The retail and hotel segments could potentially experience lower investor demand in times to come, whereas the office and particularly the residential segments may appeal more to investors due to, for example, residential rent levels typically remaining more stable even in periods of economic contraction.

It is expected that the focus on M&A and private equity transactions in the real estate market will continue. Additionally, the number of foreign investors in the Danish real estate market is expected to remain at a high level in the form of both private equity firms, property funds and real estate companies.

The Danish legislation on residential rent regulation has recently gained political and public awareness due to an investment scheme used by investors.
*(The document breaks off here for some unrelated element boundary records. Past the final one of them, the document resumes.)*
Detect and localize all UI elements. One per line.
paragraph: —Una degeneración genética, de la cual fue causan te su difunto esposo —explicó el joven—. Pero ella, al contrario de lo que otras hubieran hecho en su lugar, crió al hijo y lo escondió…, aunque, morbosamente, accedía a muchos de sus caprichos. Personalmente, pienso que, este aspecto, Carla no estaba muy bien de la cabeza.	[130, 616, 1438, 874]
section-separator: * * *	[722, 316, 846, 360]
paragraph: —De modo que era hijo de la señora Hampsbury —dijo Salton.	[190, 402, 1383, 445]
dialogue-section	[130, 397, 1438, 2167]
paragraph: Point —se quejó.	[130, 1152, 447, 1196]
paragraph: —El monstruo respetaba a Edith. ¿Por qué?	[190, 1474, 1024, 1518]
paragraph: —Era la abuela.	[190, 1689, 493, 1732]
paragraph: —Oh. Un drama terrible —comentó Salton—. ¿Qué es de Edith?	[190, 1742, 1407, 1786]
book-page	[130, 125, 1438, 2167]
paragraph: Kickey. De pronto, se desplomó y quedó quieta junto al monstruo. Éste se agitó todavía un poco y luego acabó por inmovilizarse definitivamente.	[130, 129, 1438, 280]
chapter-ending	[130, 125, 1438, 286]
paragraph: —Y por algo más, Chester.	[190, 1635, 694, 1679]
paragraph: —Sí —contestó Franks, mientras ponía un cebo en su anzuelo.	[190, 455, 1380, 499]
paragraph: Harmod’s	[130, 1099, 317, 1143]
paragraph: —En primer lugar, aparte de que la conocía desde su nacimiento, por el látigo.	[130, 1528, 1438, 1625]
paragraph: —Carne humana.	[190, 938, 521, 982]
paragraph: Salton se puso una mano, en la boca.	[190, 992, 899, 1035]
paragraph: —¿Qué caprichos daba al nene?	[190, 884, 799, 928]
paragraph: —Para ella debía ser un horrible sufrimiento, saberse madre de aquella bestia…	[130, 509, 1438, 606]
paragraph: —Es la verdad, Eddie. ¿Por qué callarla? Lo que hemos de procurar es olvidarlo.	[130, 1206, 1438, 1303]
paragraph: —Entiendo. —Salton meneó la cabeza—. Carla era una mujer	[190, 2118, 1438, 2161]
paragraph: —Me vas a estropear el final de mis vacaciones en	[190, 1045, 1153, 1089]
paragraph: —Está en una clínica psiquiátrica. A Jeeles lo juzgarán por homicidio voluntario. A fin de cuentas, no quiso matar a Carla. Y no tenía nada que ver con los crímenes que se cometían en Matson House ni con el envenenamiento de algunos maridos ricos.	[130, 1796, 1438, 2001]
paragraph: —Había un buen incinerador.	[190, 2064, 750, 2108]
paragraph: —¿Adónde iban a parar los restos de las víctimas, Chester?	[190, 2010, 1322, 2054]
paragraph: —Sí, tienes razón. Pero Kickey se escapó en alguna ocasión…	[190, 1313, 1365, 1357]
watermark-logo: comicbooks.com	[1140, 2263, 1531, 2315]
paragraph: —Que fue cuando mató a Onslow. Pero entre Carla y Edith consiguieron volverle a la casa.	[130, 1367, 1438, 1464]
Under the investment scheme, an investor acquires old residential properties (erected before 1991), typically located in Copenhagen, and thoroughly refurbishes the flats within them, as this allows for a higher permissible rent when re-letting the flats. In 2020, several amendments to the Danish Rent Regulation Act were enacted to limit property owners' possibilities of charging a higher rent for thoroughly refurbished flats. Under the new provisions of the Rent Regulation Act, investors can, inter alia, not charge a higher rent for flats that have been thoroughly refurbished within the first five years after the acquisition of a property.

Other material changes to the Rent Regulation Act include an amendment of the provisions on the permissible rent rate after flats have been thoroughly refurbished. Under the old scheme, the higher rent for said flats was permissible as long as it did not materially exceed the rent value under the Rent Regulation Act (a special rent regulation scheme that generally sets the permissible rent at a lower rate than the market rate rent). This has been changed, meaning that the (previous) common practice of setting the rent 10 to 12 per cent higher than the rent value under the Rent Regulation Act (this was broadly considered to be within the materiality threshold) is no longer permissible. The amendments to the Rent Regulation Act also introduce increased energy requirements for thoroughly refurbished flats, as well as extensions of tenants' rights (e.g., in connection with rent increases).

In general, the amendments to the Rent Regulation Act will have a negative impact on the level of rent charges, and thus the valuation of flats that are or could be thoroughly refurbished. We do not expect this to have a significant impact on either foreign or domestic investors' willingness to invest in Danish residential properties. The amendments are, however, likely to cause a period of some uncertainty regarding the valuation of the concerned properties, and sellers especially will probably have to get used to adjusted yield demands from buyers compared to those seen in past years.

The political agreement that formed the basis for the recent amendments to the Rent Regulation Act also contains contemplated changes to the Rent Act that may affect residential properties. The contemplated changes may involve a possible expansion of tenants' mandatory right of pre-emption under the Rent Act.

Institutional and private equity investors are, in both the short and the long term, expected to increase their focus on the development of new properties, or value adding through the development of existing properties. This has been the trend for the past couple of years, and it is expected to continue. The focus on property development may entail a greater risk for investors, but also a greater return, which is increasingly important as the returns on existing properties are at low levels due to recent significant activity in the property market and a lack of supply of relevant properties. The conversion of cooperative housing properties to privately owned properties may also attract increased attention from residential investors due to the above-mentioned amendments to the Rent Regulation Act.


Footnotes

1 Alexander Troeltzsch Larsen and Michael Wejp-Olsen are partners at Gorrissen Federspiel. The authors would like to thank Simon Bronka, junior associate at Gorrissen Federspiel, for his assistance in the preparation of this chapter.

2 Inside information is non-public information that would be likely to have a significant effect on the price of a company's securities.